Tuesday, September 18, 2018

Not all anonymity is equal!

In American Greatness, Victor Davis Hanson weighs in on the accusations made by Christine Blasey Ford against Brett Kavanaugh. His this for a sentence:
What is left unsaid is that we will no longer have a free country or enjoy civil liberties and the safety of a Bill of Rights, if any American, at any time, can be ruined by an allegation of unproven sexual assault of some 36 years past, when the accused was a 17-year-old teenager, by an accuser who initially trafficked anonymously in such allegations, came forward only as part of a wider, more intensified and collective last-ditch effort to destroy the reputation of the accused, and yet has no clear memory of exactly where she was at 15, or the approximate date, when she claims that she was assaulted, or why she made no such accusation for 30 years—or when she raised the issue some six years ago privately during counseling, why her therapist’s notes of such revelations do not now match her current version of the incident.

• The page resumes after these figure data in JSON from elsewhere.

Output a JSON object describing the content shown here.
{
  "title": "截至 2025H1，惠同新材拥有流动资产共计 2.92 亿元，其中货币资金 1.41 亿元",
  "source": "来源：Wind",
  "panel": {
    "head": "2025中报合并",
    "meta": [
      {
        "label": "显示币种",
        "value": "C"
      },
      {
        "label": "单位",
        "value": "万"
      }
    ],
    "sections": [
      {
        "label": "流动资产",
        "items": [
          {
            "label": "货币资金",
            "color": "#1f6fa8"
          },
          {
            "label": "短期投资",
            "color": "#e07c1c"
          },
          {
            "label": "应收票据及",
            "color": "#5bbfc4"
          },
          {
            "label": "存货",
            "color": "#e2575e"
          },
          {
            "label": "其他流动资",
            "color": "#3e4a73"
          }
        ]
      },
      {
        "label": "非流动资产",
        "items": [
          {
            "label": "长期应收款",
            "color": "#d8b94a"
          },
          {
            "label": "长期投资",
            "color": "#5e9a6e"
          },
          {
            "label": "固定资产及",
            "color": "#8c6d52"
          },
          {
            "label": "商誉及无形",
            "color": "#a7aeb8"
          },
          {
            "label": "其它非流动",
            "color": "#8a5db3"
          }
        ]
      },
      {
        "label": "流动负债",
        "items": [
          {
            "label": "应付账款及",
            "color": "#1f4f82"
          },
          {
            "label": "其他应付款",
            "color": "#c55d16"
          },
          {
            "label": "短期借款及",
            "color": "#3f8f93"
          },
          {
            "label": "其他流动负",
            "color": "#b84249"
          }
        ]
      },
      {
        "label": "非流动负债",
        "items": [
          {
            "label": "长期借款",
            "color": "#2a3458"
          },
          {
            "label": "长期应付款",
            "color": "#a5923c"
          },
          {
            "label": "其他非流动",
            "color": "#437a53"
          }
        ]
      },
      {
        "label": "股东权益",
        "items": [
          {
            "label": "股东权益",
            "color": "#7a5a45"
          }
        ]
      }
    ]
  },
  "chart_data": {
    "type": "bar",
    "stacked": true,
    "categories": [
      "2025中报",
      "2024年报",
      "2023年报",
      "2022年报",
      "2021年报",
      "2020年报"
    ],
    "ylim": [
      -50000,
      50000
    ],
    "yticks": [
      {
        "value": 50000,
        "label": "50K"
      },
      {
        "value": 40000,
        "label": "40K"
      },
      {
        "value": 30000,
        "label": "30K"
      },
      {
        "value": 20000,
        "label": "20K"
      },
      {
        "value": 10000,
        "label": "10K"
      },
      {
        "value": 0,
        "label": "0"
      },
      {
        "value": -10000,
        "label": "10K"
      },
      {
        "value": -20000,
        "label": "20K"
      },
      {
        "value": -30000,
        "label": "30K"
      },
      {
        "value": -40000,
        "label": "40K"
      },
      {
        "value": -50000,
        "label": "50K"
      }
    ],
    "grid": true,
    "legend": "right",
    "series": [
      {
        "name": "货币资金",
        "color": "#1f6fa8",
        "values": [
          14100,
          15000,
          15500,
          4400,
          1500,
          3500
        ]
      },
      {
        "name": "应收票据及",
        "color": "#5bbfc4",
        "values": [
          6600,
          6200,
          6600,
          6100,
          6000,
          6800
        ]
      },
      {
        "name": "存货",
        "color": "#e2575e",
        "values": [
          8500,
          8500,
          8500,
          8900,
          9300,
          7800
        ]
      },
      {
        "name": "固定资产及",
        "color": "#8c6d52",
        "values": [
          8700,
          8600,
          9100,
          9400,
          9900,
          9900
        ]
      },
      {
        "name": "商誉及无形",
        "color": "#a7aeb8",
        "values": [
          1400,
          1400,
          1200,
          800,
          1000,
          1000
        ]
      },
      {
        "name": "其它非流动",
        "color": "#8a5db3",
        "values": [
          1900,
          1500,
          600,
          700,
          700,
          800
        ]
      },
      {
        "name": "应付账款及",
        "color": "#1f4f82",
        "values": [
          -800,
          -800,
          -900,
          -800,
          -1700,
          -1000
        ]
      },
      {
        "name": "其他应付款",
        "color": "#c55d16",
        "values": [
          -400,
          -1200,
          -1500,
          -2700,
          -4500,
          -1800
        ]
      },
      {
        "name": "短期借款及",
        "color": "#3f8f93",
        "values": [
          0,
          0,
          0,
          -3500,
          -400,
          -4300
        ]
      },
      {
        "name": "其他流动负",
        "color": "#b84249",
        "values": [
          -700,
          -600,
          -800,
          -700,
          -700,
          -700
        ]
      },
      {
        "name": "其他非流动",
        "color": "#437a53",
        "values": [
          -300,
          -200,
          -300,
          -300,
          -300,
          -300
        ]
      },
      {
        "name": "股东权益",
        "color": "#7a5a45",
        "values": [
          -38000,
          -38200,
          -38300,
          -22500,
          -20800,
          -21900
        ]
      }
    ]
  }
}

Anonymity has never become more disreputable—and legitimized. An unidentified source is the new American means that is to be justified by noble progressive ends, often in the context of somehow delegitimizing Donald J. Trump and anyone or anything remotely connected to him.

...We have forgotten how in the last four decades since the appearance of All the President’s Men just how the Woodward method has become institutionalized by the national press. We know the familiar modus operandi: the journalist is contacted by a leaker or indeed trolls for the leak. The “source” demands to remain anonymous. Negotiations follow about the terms of cloaking the informant. The motive of the unnamed source—whether it be patriotic, careerist, self-interested, or venomous—is immaterial.

...How strange, then, that some government leaks to the press are replete with names, and so damn the innocent like Carter Page. Yet at other times official government documents use redaction to protect the identity of the culpable. So the final irony of the new cult of anonymity is that not all anonymity is equal.

If an official is willing to offer dirt on the current president, then journalists peddle the gossip and innuendo through the use of anonymity to “protect” a valuable source.

Yet if a name is legally protected from disclosure, but its release might fuel an anti-Trump narrative, then it is usually leaked.

Noble progressive ends justify any means necessary to obtain them—and increasingly anonymity is the preferred method.